* JP Morgan paid 7 mln stg for advice on Britannia deal
* 5 mln stg of fee was dependent upon completion
* Banks, regulators need to look closely at fees - Tyrie
By Matt Scuffham
LONDON, Dec 3 (Reuters) - British lawmaker Andrew Tyrie called for a review of fees paid to advisers on M&A deals after it emerged JP Morgan had a financial incentive for the Co-operative Bank’s ill-fated 2009 takeover of Britannia to proceed.
JP Morgan executives on Tuesday told Britain’s Treasury Select Committee, which Tyrie chairs, that the U.S. bank was paid 7 million pounds ($11.5 million) for advising Co-op on the deal, 5 million of which was contingent on the transaction being completed.
“A fee structure for the provision of independent advice that heavily incentivises one outcome over others strikes me as inherently problematic,” Tyrie said after a Treasury committee hearing. “The industry and the regulators will need to look closely at the way such advice is remunerated.”
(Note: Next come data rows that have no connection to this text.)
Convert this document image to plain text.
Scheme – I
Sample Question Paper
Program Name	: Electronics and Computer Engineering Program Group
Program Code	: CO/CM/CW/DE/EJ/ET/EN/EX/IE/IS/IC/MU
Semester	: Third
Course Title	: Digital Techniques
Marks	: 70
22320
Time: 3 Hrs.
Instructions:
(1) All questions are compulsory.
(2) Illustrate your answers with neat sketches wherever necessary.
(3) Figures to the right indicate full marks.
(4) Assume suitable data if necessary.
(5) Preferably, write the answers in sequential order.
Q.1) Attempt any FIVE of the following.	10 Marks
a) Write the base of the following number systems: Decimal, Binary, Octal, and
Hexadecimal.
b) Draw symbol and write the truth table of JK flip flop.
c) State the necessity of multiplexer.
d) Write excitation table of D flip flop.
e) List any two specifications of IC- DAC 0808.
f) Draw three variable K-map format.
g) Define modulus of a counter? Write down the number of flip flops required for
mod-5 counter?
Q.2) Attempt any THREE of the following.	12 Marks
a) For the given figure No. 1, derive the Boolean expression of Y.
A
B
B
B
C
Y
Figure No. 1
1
The Britannia takeover, which saddled Co-op with a portfolio of souring property loans, was a major factor behind a 1.5 billion capital shortfall at the bank which has resulted in it falling under the control of U.S. hedge funds.
Tim Wise, a managing director at JP Morgan’s UK investment bank, said the payment reflected the way the industry worked.
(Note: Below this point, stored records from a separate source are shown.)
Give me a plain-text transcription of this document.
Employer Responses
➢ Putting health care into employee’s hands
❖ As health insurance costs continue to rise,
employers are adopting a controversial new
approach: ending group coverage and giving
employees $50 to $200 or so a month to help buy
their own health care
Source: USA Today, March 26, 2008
Tyrie had earlier suggested to JP Morgan executives they had a considerable financial interest in seeing this deal through to completion.
“You weren’t sitting there neutrally giving advice, you were thinking there’s 5 million riding on this,” he said.
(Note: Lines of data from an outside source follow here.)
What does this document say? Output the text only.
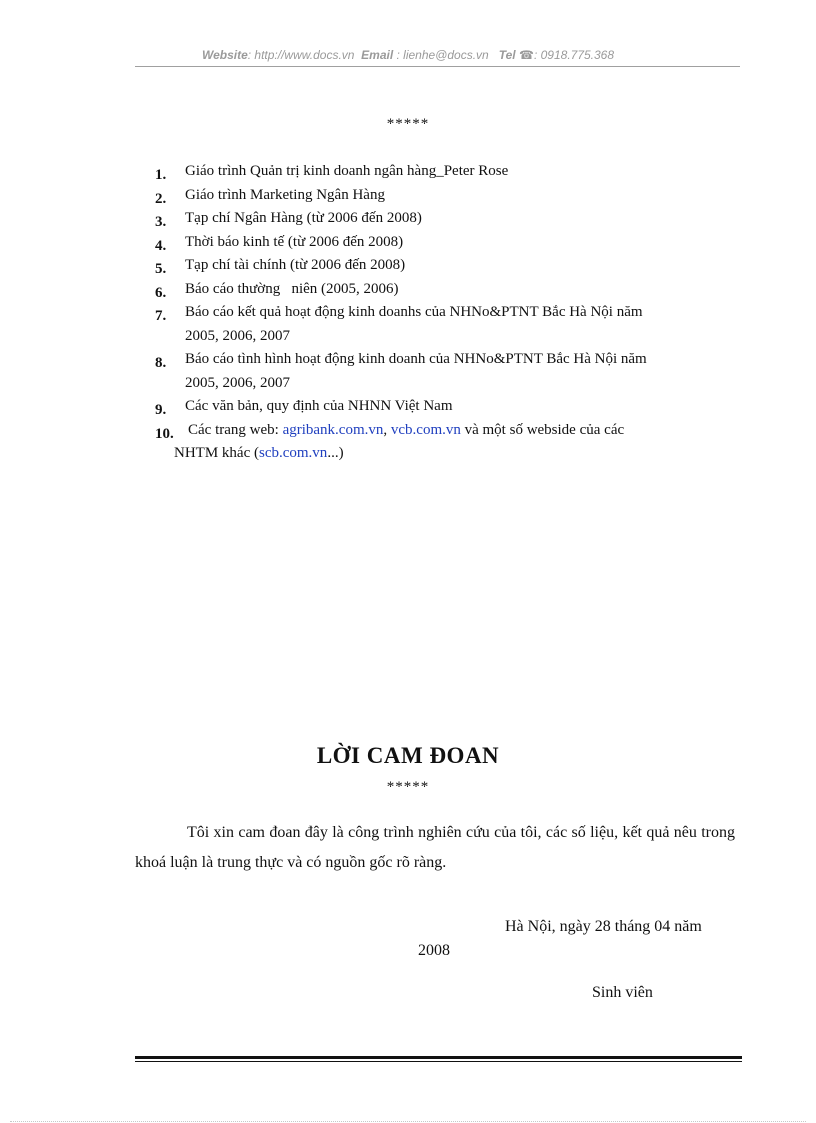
Website: http://www.docs.vn Email : lienhe@docs.vn Tel ☎: 0918.775.368
*****
1.	Giáo trình Quản trị kinh doanh ngân hàng_Peter Rose
2.	Giáo trình Marketing Ngân Hàng
3.	Tạp chí Ngân Hàng (từ 2006 đến 2008)
4.	Thời báo kinh tế (từ 2006 đến 2008)
5.	Tạp chí tài chính (từ 2006 đến 2008)
6.	Báo cáo thường   niên (2005, 2006)
7.	Báo cáo kết quả hoạt động kinh doanhs của NHNo&PTNT Bắc Hà Nội năm
2005, 2006, 2007
8.	Báo cáo tình hình hoạt động kinh doanh của NHNo&PTNT Bắc Hà Nội năm
2005, 2006, 2007
9.	Các văn bản, quy định của NHNN Việt Nam
10. Các trang web: agribank.com.vn, vcb.com.vn và một số webside của các
NHTM khác (scb.com.vn...)
LỜI CAM ĐOAN
*****
Tôi xin cam đoan đây là công trình nghiên cứu của tôi, các số liệu, kết quả nêu trong khoá luận là trung thực và có nguồn gốc rõ ràng.
Hà Nội, ngày 28 tháng 04 năm
2008
Sinh viên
Wise defended the arrangement, which is not untypical, and said he didn’t believe JP Morgan had suffered reputational damage from advising on the deal.
“In terms of the integrity of our advice and the clarity of our advice and the honesty of our advice that is something that is absolutely fundamental to the way we work and the way the vast majority of the industry works,” he said.
“The way that clients choose to pay us whether it’s M&A transactions or capital markets transactions is (based) on the outcome of the transaction happening,” he said.
KPMG partner Andrew Walker earlier told the committee the auditor received 1.3 million pounds for its work on the deal but hadn’t undertaken due diligence on Britannia’s commercial loan book. He said that work was done by the Co-op itself.
Co-op Bank’s problems worsened last month when its former chairman Paul Flowers was arrested as part of an investigation into the supply of illegal drugs. The bank said last week that had damaged its reputation and it had lost customers.